Un sondage Opinion Way pour le site deuxiemeavis.fr, publié ce mardi 28 avril 2026, dresse un constat préoccupant sur la santé des travailleurs français. Alors que le Premier ministre Sébastien Lecornu s'inquiétait fin mars d'une « dérive préoccupante » des arrêts maladie, cette enquête révèle que l'épuisement touche particulièrement les 35-49 ans et que la maladie grave reste un tabou en entreprise.
Les 35-49 ans, une tranche d'âge en souffrance
L'étude met en lumière un « point de bascule » pour les actifs âgés de 35 à 49 ans. Selon Ronan Chastellier, sociologue et maître de conférence à Sciences Po Paris, « entre 35 et 49 ans, on observe une intensification de tous les indicateurs : la fatigue atteint 55 % (contre 49 % chez les moins de 35 ans), les troubles musculo-squelettiques progressent fortement (46 % contre 36 %) et les maladies chroniques augmentent (28 % contre 23 %) ».

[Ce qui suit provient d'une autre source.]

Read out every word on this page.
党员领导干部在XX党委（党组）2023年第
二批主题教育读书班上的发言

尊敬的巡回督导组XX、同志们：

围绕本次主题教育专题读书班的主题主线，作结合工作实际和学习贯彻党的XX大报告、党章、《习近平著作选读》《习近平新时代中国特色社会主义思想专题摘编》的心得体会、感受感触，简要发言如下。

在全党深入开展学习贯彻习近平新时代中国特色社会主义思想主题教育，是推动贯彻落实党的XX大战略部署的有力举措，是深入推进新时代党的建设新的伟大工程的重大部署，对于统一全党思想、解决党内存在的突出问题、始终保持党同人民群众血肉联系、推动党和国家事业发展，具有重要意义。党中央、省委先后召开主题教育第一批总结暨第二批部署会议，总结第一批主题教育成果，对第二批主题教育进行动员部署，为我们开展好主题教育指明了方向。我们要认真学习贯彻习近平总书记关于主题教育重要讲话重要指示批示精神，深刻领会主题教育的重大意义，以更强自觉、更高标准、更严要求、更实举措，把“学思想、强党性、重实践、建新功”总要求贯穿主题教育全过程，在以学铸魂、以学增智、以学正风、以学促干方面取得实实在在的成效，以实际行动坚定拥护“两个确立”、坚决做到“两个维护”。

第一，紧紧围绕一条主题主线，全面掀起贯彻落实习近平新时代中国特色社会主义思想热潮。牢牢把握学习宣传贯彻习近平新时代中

La santé mentale n'est pas en reste : l'épuisement mental touche 54 % des 35-49 ans (contre 39 % avant), la perte de sens ou baisse de motivation grimpe à 50 % (contre 37 %) et le stress reste élevé à 48 %. Cette situation s'explique en partie par le cumul des responsabilités professionnelles et personnelles.

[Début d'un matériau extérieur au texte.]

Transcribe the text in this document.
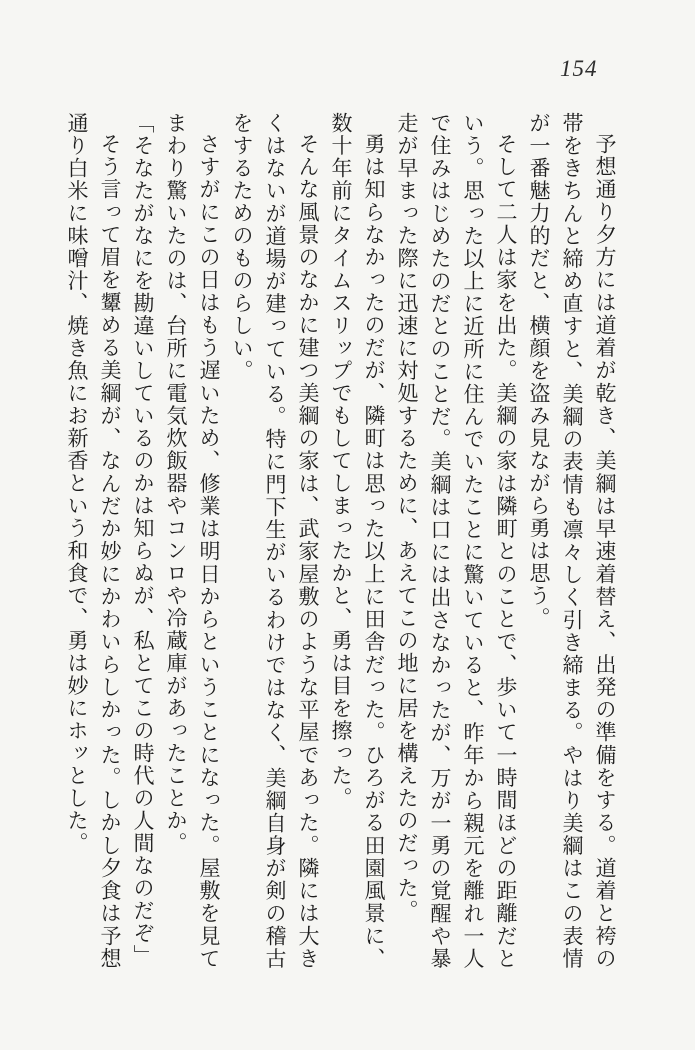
154

予想通り夕方には道着が乾き、美綱は早速着替え、出発の準備をする。道着と袴の帯をきちんと締め直すと、美綱の表情も凛々しく引き締まる。やはり美綱はこの表情が一番魅力的だと、横顔を盗み見ながら勇は思う。

そして二人は家を出た。美綱の家は隣町とのことで、歩いて一時間ほどの距離だという。思った以上に近所に住んでいたことに驚いていると、昨年から親元を離れ一人で住みはじめたのだとのことだ。美綱は口には出さなかったが、万が一勇の覚醒や暴走が早まった際に迅速に対処するために、あえてこの地に居を構えたのだった。

勇は知らなかったのだが、隣町は思った以上に田舎だった。ひろがる田園風景に、数十年前にタイムスリップでもしてしまったかと、勇は目を擦った。

そんな風景のなかに建つ美綱の家は、武家屋敷のような平屋であった。隣には大きくはないが道場が建っている。特に門下生がいるわけではなく、美綱自身が剣の稽古をするためのものらしい。

さすがにこの日はもう遅いため、修業は明日からということになった。屋敷を見てまわり驚いたのは、台所に電気炊飯器やコンロや冷蔵庫があったことか。

「そなたがなにを勘違いしているのかは知らぬが、私とてこの時代の人間なのだぞ」

そう言って眉を顰める美綱が、なんだか妙にかわいらしかった。しかし夕食は予想通り白米に味噌汁、焼き魚にお新香という和食で、勇は妙にホッとした。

La maladie au travail, un sujet encore tabou
Un autre enseignement frappant est la persistance du tabou autour de la maladie grave en entreprise. Globalement, 16 % des salariés éviteraient d'évoquer une maladie grave par crainte de répercussions. Ce taux monte à 19 % chez les plus de 50 ans.

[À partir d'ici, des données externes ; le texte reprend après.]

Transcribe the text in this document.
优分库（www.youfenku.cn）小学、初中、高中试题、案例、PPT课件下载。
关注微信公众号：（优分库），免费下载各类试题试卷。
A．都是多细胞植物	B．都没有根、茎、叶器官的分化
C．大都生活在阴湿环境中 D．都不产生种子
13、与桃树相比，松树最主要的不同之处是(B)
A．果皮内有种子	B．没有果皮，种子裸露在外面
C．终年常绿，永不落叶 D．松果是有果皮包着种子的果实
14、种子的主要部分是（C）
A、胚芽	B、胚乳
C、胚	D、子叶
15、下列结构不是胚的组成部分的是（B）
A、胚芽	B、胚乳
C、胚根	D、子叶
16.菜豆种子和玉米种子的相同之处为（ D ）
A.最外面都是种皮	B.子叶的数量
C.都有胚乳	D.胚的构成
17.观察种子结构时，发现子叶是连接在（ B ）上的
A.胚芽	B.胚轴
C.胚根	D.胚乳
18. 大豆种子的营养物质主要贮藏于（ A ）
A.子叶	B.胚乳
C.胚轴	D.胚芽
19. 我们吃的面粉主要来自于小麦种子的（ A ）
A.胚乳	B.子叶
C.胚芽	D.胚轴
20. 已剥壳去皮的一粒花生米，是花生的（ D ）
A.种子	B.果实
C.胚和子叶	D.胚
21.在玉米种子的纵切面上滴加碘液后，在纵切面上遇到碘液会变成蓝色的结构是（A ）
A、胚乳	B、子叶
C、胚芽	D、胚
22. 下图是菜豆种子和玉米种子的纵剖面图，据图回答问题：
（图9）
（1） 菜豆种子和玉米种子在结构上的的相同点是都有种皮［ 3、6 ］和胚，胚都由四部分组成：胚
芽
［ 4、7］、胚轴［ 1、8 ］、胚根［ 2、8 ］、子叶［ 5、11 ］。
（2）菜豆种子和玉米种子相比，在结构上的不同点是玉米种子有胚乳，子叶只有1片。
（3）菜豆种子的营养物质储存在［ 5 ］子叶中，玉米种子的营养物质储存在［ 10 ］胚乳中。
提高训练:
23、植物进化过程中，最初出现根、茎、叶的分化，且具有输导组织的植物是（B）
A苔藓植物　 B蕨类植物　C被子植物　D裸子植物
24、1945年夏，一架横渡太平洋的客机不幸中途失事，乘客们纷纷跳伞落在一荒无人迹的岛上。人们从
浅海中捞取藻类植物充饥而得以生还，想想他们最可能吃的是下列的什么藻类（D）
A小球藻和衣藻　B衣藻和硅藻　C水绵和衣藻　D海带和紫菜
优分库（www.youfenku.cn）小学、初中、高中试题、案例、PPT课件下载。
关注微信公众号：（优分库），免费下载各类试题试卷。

Malgré cela, l'intérêt pour la santé au travail est fort : 45 % des Français estiment que des mesures de prévention (ergonomie, adaptation du rythme, ateliers santé) devraient être prises par l'entreprise, considérée comme un cadre pertinent pour la prévention.
Cette enquête intervient dans un contexte où l'Assurance Maladie a signalé 49 millions d'euros de fraudes liées aux arrêts de travail, en hausse de 15 % par rapport à 2024.